Бананы и лимоны | страница 41
Он сказал:
— Господа! Господа империалисты… — Но тут же поправился: — Да ну их, не буду я ничего говорить господам!.. Товарищи! Вот видите, сидит Мишель, да? Ведь его ждут на родине! А знаете, кто его ждет? Больные! Ведь Мишель в своей республике будет всего лишь пятым врачом. А Андерс — вон он тоже сидит — шестым! Спрашивается, хотят ли империалисты, чтобы Мишель и Андерс выучились на врачей? Ни капельки! Если б хотели, то Мишель в своей стране был бы не пятым, а сто двадцать пятым!..
Эти слова Пети были покрыты громом аплодисментов.

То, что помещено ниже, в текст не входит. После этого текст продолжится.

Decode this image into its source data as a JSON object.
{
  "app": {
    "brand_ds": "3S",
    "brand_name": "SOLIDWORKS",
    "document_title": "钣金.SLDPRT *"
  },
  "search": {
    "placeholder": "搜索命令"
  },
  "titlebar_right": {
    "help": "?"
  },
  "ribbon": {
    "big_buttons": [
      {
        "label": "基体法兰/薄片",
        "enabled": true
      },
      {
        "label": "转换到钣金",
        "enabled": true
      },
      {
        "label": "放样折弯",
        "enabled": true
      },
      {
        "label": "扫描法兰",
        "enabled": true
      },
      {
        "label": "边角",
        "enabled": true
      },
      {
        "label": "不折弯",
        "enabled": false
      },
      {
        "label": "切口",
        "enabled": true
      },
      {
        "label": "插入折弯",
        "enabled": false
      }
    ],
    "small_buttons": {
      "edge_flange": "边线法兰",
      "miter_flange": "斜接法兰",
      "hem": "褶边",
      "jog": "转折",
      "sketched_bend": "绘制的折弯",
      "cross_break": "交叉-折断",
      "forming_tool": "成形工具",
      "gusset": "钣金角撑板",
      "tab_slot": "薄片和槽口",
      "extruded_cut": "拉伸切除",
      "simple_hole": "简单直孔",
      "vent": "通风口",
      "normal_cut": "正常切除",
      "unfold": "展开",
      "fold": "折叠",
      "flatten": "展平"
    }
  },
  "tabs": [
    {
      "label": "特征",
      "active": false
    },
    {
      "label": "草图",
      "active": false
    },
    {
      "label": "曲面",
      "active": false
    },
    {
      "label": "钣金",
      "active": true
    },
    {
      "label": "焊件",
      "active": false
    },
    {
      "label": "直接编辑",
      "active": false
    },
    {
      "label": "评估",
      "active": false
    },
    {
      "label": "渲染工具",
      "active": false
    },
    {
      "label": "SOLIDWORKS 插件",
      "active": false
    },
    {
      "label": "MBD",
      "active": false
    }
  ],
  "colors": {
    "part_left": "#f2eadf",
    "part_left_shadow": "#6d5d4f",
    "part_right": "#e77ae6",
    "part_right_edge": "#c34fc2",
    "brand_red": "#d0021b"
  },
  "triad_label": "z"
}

— Вот я теперь и хочу сказать господам империалистам: чего вы привязались-то, у них сессия скоро, отстаньте вы от них!..
Речь Пети была выслушана не только с большим вниманием, но прямо-таки с удовольствием. И ее неоднократно прерывали аплодисментами, разумеется, в самых важных местах.
А в конце, когда Петя спрыгнул с трибуны, ему навстречу пошел Мишель. Он обнял его и поцеловал.
Зимний сад
Мышки так обрадовались Петиному возвращению, что совсем не давали ему прохода.
На этот раз они поджидали его возле школы. Они пошли рядом с ним, постоянно забегая вперед и толкая друг друга.
— Петя, а говорят, ты на митинге речь произносил!
— Петя, скажи и нам речь!
— Петя, а когда мы увидим твоих студентов из Африки?
— Скоро, Мышки, скоро, — отвечал Петя, потому что и в самом деле решил во что бы то ни стало познакомить их с неграми.
А время для этого было не очень подходящее. Мишеля и Андерса постоянно приглашали на разные митинги, собрания, пресс-конференции, так как очень много людей хотели выразить им свою солидарность.
— Петя, а твои негры в прятки играть умеют? — спрашивали Мышки.
— Петя, а если они в темноту спрячутся, то как же их найти?
— А их ночью видно, Петя?
«Ах, не это, не это вы спрашиваете!» — сокрушался про себя Петя, хотя он понимал, что Мышки и не могут спросить ничего другого. Но он верил, что пройдут дни — и эти несмышленые октябрята вырастут в хороших, любознательных пионеров, и тогда они поймут, что такое международная солидарность.
Пете все время хотелось однажды усадить их, утихомирить, так, чтобы их взгляды успокоились и тихо скрестились с его взглядом, и он бы сказал им что-то очень важное, может быть, самое главное, отчего бы они сразу стали умнее и добрее друг к другу. Но что он должен сказать им, Петя еще не знал. То есть он смутно догадывался, эти слова постепенно зрели в его голове, накапливались, и вот что странно — даже не в голове, а в груди и в горле.